Natural language interfaces (NLIs) for data visualization are becoming increasingly popular both in academic research and in commercial software. Yet, there is a lack of empirical understanding of how people specify visualizations through natural language. To bridge this gap, we conducted an online study with 102 participants. We showed participants a series of ten visualizations for a given dataset and asked them to provide utterances they would pose to generate the displayed charts. The curated list of utterances generated from the study is provided below. This corpus of utterances can be used to evaluate existing NLIs for data visualization as well as for creating new systems and models to generate visualizations from natural language utterances.

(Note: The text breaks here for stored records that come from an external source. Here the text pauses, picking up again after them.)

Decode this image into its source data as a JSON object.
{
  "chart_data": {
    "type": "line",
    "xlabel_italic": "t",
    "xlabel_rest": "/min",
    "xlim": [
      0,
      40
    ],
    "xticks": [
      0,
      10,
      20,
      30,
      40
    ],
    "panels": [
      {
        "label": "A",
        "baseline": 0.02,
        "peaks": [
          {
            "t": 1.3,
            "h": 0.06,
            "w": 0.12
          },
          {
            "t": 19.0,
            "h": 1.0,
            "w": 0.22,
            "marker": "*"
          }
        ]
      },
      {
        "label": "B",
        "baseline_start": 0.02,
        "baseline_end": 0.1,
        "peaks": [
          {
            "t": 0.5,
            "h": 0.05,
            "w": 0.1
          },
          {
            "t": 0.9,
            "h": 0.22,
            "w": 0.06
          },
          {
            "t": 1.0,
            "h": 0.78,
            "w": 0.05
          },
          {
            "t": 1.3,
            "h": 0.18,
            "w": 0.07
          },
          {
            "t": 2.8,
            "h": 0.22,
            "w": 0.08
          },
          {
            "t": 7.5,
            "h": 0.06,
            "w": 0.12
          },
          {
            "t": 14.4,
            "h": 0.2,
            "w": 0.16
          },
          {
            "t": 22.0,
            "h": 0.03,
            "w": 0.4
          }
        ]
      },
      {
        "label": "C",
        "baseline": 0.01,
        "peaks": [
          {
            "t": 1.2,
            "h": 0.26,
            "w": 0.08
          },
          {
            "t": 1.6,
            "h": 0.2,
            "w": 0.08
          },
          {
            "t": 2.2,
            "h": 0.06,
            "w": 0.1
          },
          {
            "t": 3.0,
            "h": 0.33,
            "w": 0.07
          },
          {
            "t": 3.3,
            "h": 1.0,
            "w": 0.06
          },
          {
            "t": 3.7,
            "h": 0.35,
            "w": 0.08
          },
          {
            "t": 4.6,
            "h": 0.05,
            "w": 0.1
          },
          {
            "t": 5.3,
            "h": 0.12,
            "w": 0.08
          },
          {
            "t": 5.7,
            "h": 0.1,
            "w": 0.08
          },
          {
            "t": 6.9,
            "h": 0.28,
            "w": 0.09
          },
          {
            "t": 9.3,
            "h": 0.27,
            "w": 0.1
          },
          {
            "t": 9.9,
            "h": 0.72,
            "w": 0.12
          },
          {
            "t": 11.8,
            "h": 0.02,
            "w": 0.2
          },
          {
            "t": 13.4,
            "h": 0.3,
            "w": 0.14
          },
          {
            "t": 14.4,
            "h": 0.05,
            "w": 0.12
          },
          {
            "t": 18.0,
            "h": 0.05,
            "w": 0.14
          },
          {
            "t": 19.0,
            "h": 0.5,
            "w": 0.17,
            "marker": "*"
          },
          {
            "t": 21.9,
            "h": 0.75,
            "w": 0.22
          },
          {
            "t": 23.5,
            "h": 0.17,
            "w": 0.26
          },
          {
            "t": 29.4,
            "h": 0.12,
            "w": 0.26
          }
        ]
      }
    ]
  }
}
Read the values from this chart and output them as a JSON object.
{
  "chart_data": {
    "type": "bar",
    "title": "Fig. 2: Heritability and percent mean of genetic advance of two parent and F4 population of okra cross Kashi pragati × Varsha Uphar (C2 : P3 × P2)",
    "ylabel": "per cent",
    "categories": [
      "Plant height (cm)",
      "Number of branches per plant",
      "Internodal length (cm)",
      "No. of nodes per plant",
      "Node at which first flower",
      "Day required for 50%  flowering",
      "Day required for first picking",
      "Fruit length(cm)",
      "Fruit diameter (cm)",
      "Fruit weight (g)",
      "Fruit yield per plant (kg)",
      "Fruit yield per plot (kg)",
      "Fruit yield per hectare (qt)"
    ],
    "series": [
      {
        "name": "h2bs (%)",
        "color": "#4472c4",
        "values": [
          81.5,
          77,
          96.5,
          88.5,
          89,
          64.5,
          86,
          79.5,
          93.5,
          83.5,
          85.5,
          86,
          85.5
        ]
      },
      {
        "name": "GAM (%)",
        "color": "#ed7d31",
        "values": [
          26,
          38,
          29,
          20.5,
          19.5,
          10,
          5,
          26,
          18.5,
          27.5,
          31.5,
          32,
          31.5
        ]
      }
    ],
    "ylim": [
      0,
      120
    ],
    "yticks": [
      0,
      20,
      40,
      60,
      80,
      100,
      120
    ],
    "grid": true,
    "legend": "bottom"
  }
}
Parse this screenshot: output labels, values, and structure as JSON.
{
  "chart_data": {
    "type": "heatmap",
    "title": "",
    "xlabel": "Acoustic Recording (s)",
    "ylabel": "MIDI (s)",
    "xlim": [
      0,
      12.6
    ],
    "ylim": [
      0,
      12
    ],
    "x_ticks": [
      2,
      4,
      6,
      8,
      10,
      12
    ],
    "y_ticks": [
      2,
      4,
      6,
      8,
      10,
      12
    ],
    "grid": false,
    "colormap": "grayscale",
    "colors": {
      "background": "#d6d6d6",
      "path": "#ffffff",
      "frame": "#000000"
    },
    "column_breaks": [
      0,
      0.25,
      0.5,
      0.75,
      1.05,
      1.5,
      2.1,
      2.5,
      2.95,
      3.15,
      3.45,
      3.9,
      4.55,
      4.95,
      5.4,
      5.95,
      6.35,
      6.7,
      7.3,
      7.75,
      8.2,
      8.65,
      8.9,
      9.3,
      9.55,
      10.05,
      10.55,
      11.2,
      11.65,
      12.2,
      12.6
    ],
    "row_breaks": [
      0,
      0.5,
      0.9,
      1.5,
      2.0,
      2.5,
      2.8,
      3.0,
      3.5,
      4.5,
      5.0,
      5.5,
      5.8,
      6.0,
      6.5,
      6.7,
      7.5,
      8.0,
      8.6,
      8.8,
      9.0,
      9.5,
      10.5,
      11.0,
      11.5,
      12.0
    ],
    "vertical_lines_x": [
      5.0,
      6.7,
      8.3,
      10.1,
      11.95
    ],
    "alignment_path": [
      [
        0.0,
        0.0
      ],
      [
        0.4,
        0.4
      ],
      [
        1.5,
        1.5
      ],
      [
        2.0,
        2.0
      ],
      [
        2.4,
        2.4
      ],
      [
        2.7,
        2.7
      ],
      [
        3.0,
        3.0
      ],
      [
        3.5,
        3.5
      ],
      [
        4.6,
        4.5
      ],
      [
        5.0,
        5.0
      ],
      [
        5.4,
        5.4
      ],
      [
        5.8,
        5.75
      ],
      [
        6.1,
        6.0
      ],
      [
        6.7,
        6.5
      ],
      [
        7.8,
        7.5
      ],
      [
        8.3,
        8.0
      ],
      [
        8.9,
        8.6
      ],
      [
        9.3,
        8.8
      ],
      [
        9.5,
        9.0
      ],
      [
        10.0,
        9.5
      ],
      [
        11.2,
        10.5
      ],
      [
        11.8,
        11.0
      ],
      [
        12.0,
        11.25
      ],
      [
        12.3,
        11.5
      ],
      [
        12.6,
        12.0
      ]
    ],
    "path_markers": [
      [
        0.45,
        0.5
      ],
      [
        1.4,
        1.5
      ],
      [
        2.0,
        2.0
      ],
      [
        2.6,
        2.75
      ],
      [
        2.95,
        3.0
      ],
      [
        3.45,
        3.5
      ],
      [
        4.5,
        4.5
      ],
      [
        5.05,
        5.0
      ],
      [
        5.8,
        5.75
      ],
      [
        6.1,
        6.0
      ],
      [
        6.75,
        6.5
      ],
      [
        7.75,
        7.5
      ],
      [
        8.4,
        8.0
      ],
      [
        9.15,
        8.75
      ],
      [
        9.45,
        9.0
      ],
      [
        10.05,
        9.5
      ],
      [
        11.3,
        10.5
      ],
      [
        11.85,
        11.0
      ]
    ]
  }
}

For more details about the study, corpus, and potential applications, please refer to the accompanying research paper.

Team

Arjun Srinivasan, Georgia Tech
Nikhila Nyapathy, Georgia Tech
Bongshin Lee, Microsoft Research
Steven M. Drucker, Microsoft Research
John Stasko, Georgia Tech

Corpus (Link to Google Sheet)

The above table displays 814 utterance sets curated from the online study. Here, we define an utterance set as a collection of one or more utterances that collectively map to a specific visualization. Utterance sets can be singletons (i.e., contain a single utterance) or sequential (i.e., composed of two or more utterances).

Column descriptions:

sequential: Indicates if an utterance set is singleton ('n') or sequential ('y'). Individual utterances in sequential utterance sets are separated by a pipe symbol (|).
visId: The type of visualization an utterance set maps to. The study presented ten visualizations during each session. Vega-Lite specifications corresponding to different visIds can be found in the vlSpecs.json file on the GitHub repo. All visualizations used during the study can also be viewed on a single page here.
dataset: The dataset an utterance set was issued in the context of. The three datasets used during the study can be found on the GitHub repo.